The taxpayer had originally appealed to the AAT, which held that there was no Part IVA tax benefit. Specifically, the AAT held that had the scheme not been entered into, and the payments not made to the Fund, the taxpayer would have discharged its obligations to its employees by making other, deductible payments in some other way (the so-called "alternative postulate"). On appeal by the Commissioner, Greenwood J held that there was "simply no evidence of the [alternative postulate] as found" and, as such, there was an error of law in the AAT's application of the test in s 177C(1)(b).
However, Greenwood J held that it would be reasonable for the AAT to conclude that deductible payments, up to the amount of deductible contributions that could have been made to a superannuation fund, would in fact have been made. In the absence of the taxpayer establishing an alternative postulate, only the excess amount of the payments, or differential, would constitute the tax benefit for Part IVA purposes. Greenwood J remitted to the AAT.
On appeal to the Full Federal Court, the taxpayer argued firstly that the Commissioner's appeal to Greenwood J was not an appeal "on a question of law". This was rejected by the Full Court, on the basis that the Commissioner's appeal involved a number of questions of law, including whether the AAT had applied the correct test.
The taxpayer then argued that the Commissioner, not the taxpayer, had the onus of identifying the alternative postulate. This too was rejected by the Full Court, on the basis that the taxpayer has the onus of establishing that there is no tax benefit, on the basis of the alternative postulate identified by the taxpayer. The taxpayer must therefore lead the necessary evidence to enable a determination of the alternative postulate to be established, objectively.
Finally, the taxpayer argued that by finding that only the differential was potentially subject to a Part IVA determination, the taxpayer had proved the Commissioner's assessment excessive, and Greenwood J should have found for the taxpayer. This too was rejected by the Full Court, on the basis that the Commissioner's determination under Part IVA was merely procedural, and was not open to challenge.

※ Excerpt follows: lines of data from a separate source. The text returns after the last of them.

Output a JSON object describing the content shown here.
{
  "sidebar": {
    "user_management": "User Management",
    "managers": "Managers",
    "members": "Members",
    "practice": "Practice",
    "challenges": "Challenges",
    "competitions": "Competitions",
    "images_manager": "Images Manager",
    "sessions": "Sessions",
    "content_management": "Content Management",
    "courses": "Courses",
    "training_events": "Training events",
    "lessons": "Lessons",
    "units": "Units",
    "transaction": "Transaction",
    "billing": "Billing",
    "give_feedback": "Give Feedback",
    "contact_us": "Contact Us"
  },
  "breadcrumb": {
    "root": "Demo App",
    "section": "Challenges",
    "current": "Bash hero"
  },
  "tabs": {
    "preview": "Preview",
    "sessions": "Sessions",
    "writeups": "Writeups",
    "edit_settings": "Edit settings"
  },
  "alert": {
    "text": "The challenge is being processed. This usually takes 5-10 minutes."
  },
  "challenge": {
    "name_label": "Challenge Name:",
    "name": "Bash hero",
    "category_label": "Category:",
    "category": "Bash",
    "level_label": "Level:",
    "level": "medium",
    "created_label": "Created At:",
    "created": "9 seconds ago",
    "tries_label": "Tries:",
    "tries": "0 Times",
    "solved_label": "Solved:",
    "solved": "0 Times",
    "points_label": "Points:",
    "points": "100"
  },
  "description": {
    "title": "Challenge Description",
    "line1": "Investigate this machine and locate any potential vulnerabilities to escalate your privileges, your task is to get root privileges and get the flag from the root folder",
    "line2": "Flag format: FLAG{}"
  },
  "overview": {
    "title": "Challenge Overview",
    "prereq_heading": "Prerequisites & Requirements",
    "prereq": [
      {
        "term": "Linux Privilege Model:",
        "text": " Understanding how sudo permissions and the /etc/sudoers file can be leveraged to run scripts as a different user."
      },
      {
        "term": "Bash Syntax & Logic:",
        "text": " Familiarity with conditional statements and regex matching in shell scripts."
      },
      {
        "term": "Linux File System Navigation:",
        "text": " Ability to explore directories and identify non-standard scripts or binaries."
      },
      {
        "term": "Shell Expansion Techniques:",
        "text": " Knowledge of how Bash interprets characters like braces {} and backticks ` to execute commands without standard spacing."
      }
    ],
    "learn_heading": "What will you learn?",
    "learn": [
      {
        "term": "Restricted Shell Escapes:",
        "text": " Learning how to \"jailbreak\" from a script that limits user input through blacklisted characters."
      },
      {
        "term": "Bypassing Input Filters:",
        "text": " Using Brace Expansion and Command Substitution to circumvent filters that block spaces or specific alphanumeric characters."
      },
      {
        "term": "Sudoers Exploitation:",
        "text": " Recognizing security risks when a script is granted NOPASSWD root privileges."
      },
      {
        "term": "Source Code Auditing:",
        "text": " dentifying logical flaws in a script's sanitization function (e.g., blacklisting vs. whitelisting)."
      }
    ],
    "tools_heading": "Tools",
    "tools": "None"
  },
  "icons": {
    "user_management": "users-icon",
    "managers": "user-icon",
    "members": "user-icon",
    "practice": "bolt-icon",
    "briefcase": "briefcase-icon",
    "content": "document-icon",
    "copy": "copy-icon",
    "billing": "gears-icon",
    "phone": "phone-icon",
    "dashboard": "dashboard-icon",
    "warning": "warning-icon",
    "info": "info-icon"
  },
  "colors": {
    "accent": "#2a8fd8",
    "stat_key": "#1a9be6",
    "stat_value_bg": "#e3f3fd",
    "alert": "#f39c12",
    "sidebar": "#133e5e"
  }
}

The relevant questions were whether there was a scheme, whether there was a tax benefit and whether the scheme had been entered into for the purpose of enabling the taxpayer to obtain the tax benefit. Only to the extent that it could be established that the scheme was not entered into for the purpose of enabling the taxpayer to obtain the whole or part of the tax benefit would the Commissioner's assessment be shown to be excessive.
The Commissioner's appeal that the relevant tax benefit was the whole of the payments to the Fund and not just the differential was also dismissed by the Full Court.
FCT v Trail Bros Steel & Plastics Pty Ltd  FCAFC 94 (Full Federal Court; Dowsett, Edmonds and Gordon JJ; 29 July 2010).